Israel has not assumed responsibility for the attack, nor did it own up to any cyberaggression against Iran (not even to the famous 2010 Stuxnet malware attack attributed by foreign publications to the Mossad and the CIA that heavily damaged Iran’s nuclear centrifuge enrichment project). However, analysis of the most recent known attack points clearly to its aim of increasing chaos in Iran and unrest among the population and its attitude toward the regime.
Without knowing who was behind the attack, it is important to know that Israel’s newly installed Prime Minister Naftali Bennett holds views considered more aggressive than his predecessor Benjamin Netanyahu regarding Israel’s policy on Iran. As a member of the security Cabinet, Bennett talked about the “cat’s paws” or “octopus tentacles” concept presented in the past by former Prime Minister Netanyahu, saying that if Iran was the head of the octopus activating its tentacles, i.e., proxies, or a cat ensconced in Tehran whose paws can touch Israel using proxies, Israel should retaliate against the brain behind the attack, rather than its envoys and mercenaries.
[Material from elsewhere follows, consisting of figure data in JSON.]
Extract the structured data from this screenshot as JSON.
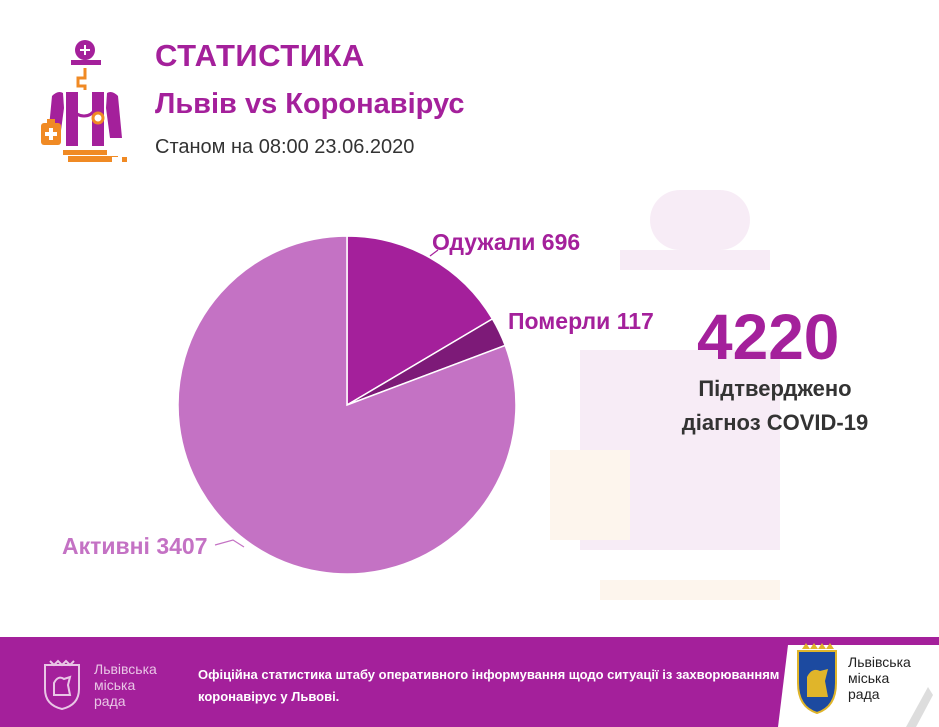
{
  "header": {
    "title": "СТАТИСТИКА",
    "subtitle": "Львів vs Коронавірус",
    "date_line": "Станом на 08:00 23.06.2020"
  },
  "summary": {
    "total": "4220",
    "label_line1": "Підтверджено",
    "label_line2": "діагноз COVID-19"
  },
  "chart_data": {
    "type": "pie",
    "slices": [
      {
        "label": "Одужали 696",
        "value": 696,
        "color": "#a4209b",
        "text_color": "#a4209b"
      },
      {
        "label": "Померли 117",
        "value": 117,
        "color": "#7d1a78",
        "text_color": "#a4209b"
      },
      {
        "label": "Активні 3407",
        "value": 3407,
        "color": "#c472c4",
        "text_color": "#c472c4"
      }
    ]
  },
  "footer": {
    "left_org_line1": "Львівська",
    "left_org_line2": "міська",
    "left_org_line3": "рада",
    "message_line1": "Офіційна статистика штабу оперативного інформування щодо ситуації із захворюванням",
    "message_line2": "коронавірус у Львові.",
    "right_org_line1": "Львівська",
    "right_org_line2": "міська",
    "right_org_line3": "рада"
  },
  "colors": {
    "accent": "#a4209b",
    "orange": "#f08a24"
  },
  "icons": {
    "header": "doctor-icon",
    "watermark": "doctor-watermark-icon",
    "footer_left": "city-coat-of-arms-icon",
    "footer_right": "lviv-lion-coat-of-arms-icon"
  }
}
Bennett recently ordered an investment of billions of shekels in a military buildup, including enhancing the capacity of emergency stocks and a speedy upgrade of the military option that Israel devised against the Iranian nuclear infrastructure a decade ago. Bennett, it seems, had no choice but to order these measures once it transpired that the United States was dragging its feet and refusing to present Iran with a powerful, viable military option to destroy its nuclear ambitions should negotiations on an agreement fail.
With the installation of Iran’s radical new Iranian President Ebrahim Raisi in August, the checks and balances of the leaderships in both Tehran and Jerusalem have been weakened. With the stagnating diplomatic negotiations between Iran and world powers, and continued full speed Iranian uranium enrichment while the rest of the world watches, all these elements boil down to one thing — nothing good can come out of the stew in this simmering cauldron.